Compensation is an issue linked to 'adaptability' and 'vulnerability'. Countries within the Organisation of Petroleum Exporting Countries (OPEC) claim they stand to lose a lot due to the shift away from fossil fuels that is required for controlling the carbon glut. Article 4.8 of the UNFCCC includes countries that depend on fossil fuels. At the plenary of CoP-6, OPEC stated that taxes on petroleum imposed by governments from across the world are lopsided as some other polluting fuels, coal, for example, are actually subsidised.

Informal consultations on adaptation and vulnerability were held in October 2000 in Geneva.
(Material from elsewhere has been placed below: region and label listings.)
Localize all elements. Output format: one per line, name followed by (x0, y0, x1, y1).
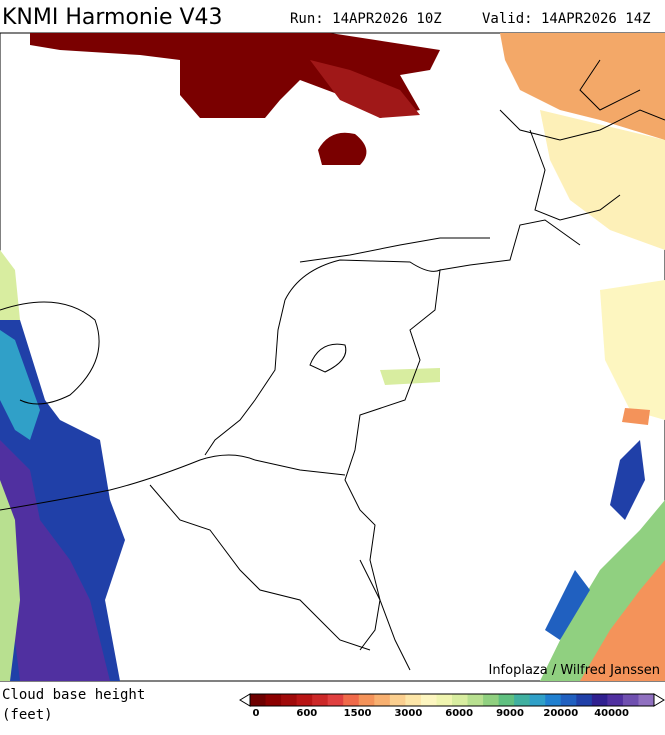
colorbar-swatch (389, 694, 406, 706)
colorbar-swatch (420, 694, 437, 706)
run-time: Run: 14APR2026 10Z (290, 11, 442, 27)
colorbar-swatch (436, 694, 453, 706)
legend-unit: (feet) (2, 707, 53, 723)
cloud-field (0, 330, 40, 440)
credit: Infoplaza / Wilfred Janssen (488, 663, 660, 678)
colorbar-outline (249, 693, 655, 707)
colorbar-swatch (343, 694, 360, 706)
colorbar-swatch (498, 694, 515, 706)
cloud-field (318, 132, 367, 165)
map: Infoplaza / Wilfred Janssen (0, 32, 665, 682)
cloud-field (0, 480, 20, 681)
colorbar-swatch (591, 694, 608, 706)
coastline (299, 59, 665, 271)
colorbar-label: 40000 (594, 708, 629, 719)
cloud-field (380, 368, 440, 385)
cloud-field (622, 408, 650, 425)
coastline (0, 301, 100, 405)
legend-title: Cloud base height (2, 687, 145, 703)
valid-time: Valid: 14APR2026 14Z (482, 11, 651, 27)
colorbar-swatch (545, 694, 562, 706)
colorbar-swatch (250, 694, 267, 706)
colorbar-swatch (483, 694, 500, 706)
colorbar-label: 1500 (344, 708, 372, 719)
colorbar-swatch (560, 694, 577, 706)
colorbar-swatch (576, 694, 593, 706)
cloud-field (610, 440, 645, 520)
coastline (204, 299, 286, 456)
colorbar-swatch (452, 694, 469, 706)
colorbar-swatch (358, 694, 375, 706)
colorbar: 0 600 1500 3000 6000 9000 20000 40000 (239, 693, 665, 719)
cloud-field (545, 570, 590, 640)
colorbar-swatch (514, 694, 531, 706)
cloud-field (540, 110, 665, 250)
coastline (0, 454, 256, 511)
lake (309, 343, 347, 373)
colorbar-swatch (296, 694, 313, 706)
colorbar-swatch (312, 694, 329, 706)
cloud-field (310, 60, 420, 118)
colorbar-swatch (374, 694, 391, 706)
colorbar-label: 9000 (496, 708, 524, 719)
colorbar-swatch (622, 694, 639, 706)
colorbar-label: 6000 (445, 708, 473, 719)
cloud-field (0, 440, 110, 681)
colorbar-label: 20000 (543, 708, 578, 719)
colorbar-swatch (281, 694, 298, 706)
colorbar-arrow (239, 693, 251, 707)
colorbar-label: 0 (253, 708, 260, 719)
cloud-field (30, 33, 440, 118)
cloud-field (580, 560, 665, 681)
colorbar-swatch (638, 694, 655, 706)
colorbar-swatch (327, 694, 344, 706)
colorbar-swatch (607, 694, 624, 706)
colorbar-swatch (467, 694, 484, 706)
colorbar-label: 600 (296, 708, 317, 719)
colorbar-arrow (653, 693, 665, 707)
cloud-field (600, 280, 665, 420)
colorbar-label: 3000 (394, 708, 422, 719)
title: KNMI Harmonie V43 (2, 5, 223, 30)
border (284, 259, 441, 671)
colorbar-swatch (265, 694, 282, 706)
border (149, 459, 381, 651)
colorbar-swatch (529, 694, 546, 706)
cloud-field (0, 250, 20, 320)
colorbar-swatch (405, 694, 422, 706)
The group recommended that Least Developed Countries (LDCs) should receive special treatment in the implementation of support programmes. The issue of compensation also came up. Some participants argued for a broad definitions of compensation. Others opposed the concept of compensation altogether. They contend any implied or explicit liability for adopting response measures to climate change, stating particularly that it would involve compensating some high-income developing countries. Moreover, this would also be a disincentive to implementing measures to address climate change, contradicting the very purpose of the UNFCCC. The issue came up for discussion at the plenarys, but was referred to a contact group that will report back by the morning of Saturday, 19 November.

Ambassador Tuiloma Neromi Slade, representative of Samoa as well as the Small Island States, says OPEC fears that its economic interests will be adversely affected if the provisions of the Kyoto Protocol are effectively implemented. "They are not rushing in. It would follow that they are not very interested. This is not helping accelerate the process of the Kyoto Protocol. The Small Island States believe that the protocol processes should be accelerated. It is the first time that we have had legally binding targets - they are small, inadequate targets but it is an important step in developing a global strategy and I think it's worth a try," says Ambassador Slade.

"The people of my country don't need the protocol to tell us that we need to adapt to climate change. We have erosion of the shores, the ocean temperatures are rising, serious storms and hurricanes, the seasonal cycle has gone haywire, the fish is running away and the corals are dead," he says. "We are here to agree on detailed plans on how we tackle adaptation. The only way is for countries of the South come up with ideas."

He adds that it would not be fair on the part of industrialised countries to limit financing of adaptation to the Clean Development Mechanism (CDM) of the protocol. They have the historic obligation to help developing countries.